A white-haired man stood on the dock and watched us with curiosity. He was smoking a cigar, and the white smoke swirled around his handlebar moustache. He was not the only one curious about why I would willingly enter this polluted commercial waterway, located between New Jersey’s Chemical Coast—an industrial belt notorious for repeated environmental disasters—and Staten Island’s Fresh Kills landfill, which was once the largest in the world. My friends and family had given me similar looks when I told them about my plans.

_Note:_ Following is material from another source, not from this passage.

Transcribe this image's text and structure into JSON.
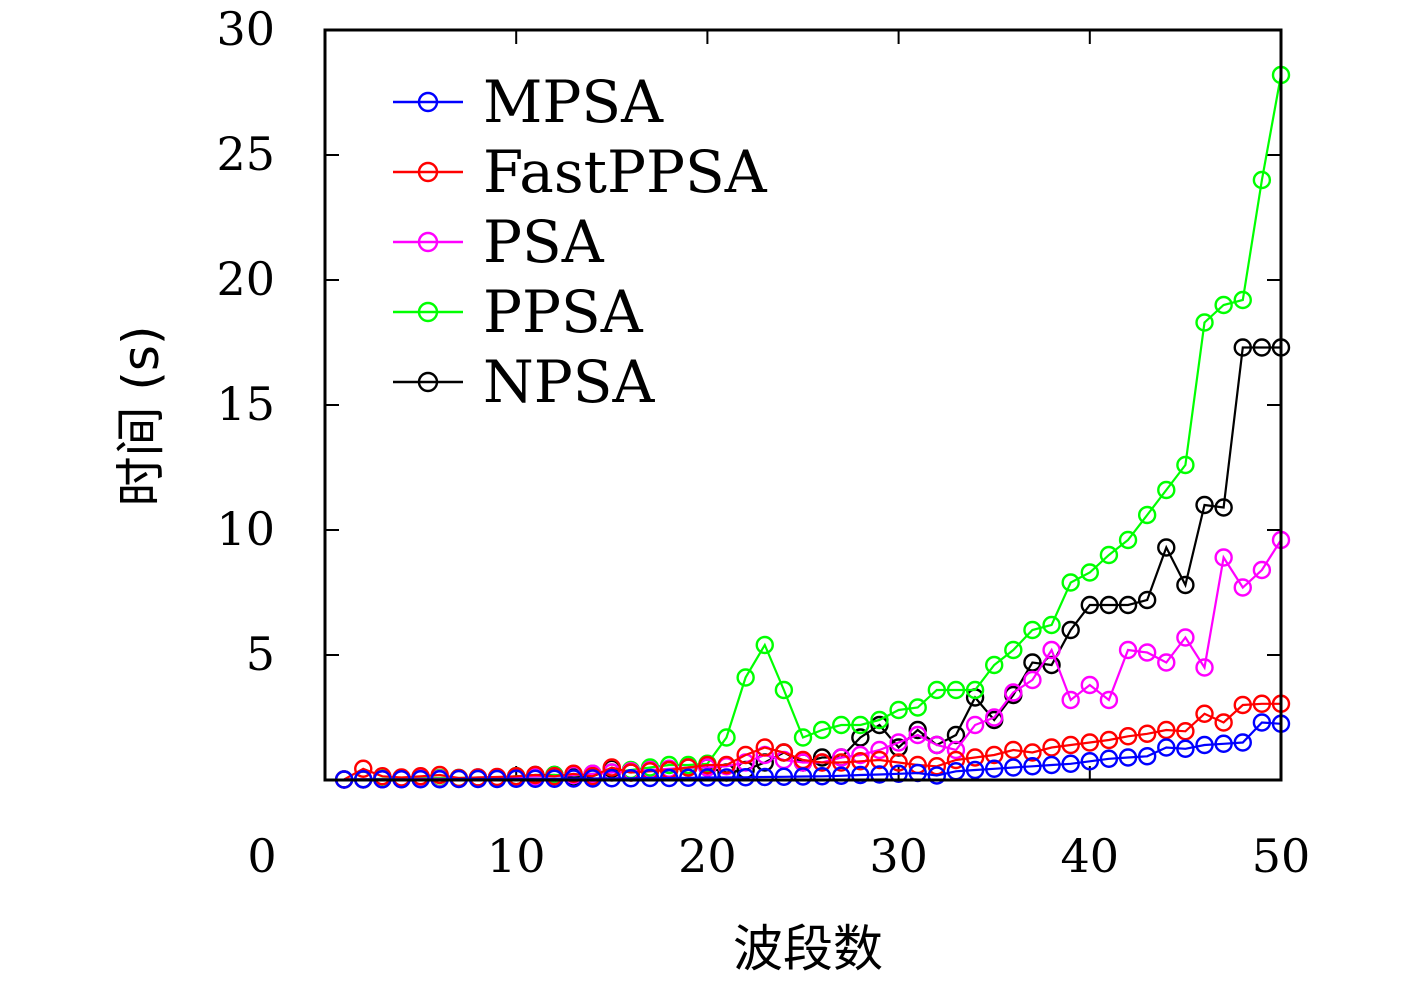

The answer to that question lay lodged in the muck, about five kilometres upriver. Just south of Fresh Kills lies the Staten Island Boat Graveyard, a marine scrapyard with over a hundred sunken or partially submerged civilian and military ships. Some refer to it as an accidental maritime museum. Many of the ships have been lodged into the shoreline for decades, and they all took a beating during Hurricane Sandy in 2012. I wanted to see them—particularly one, a forgotten ship from the Second World War—before they disappeared into the mud forever or collapsed on themselves. I had to use a kayak because the scrapyard’s owner, Donjon Marine Company, forbids tourists from traversing its property to view the ships.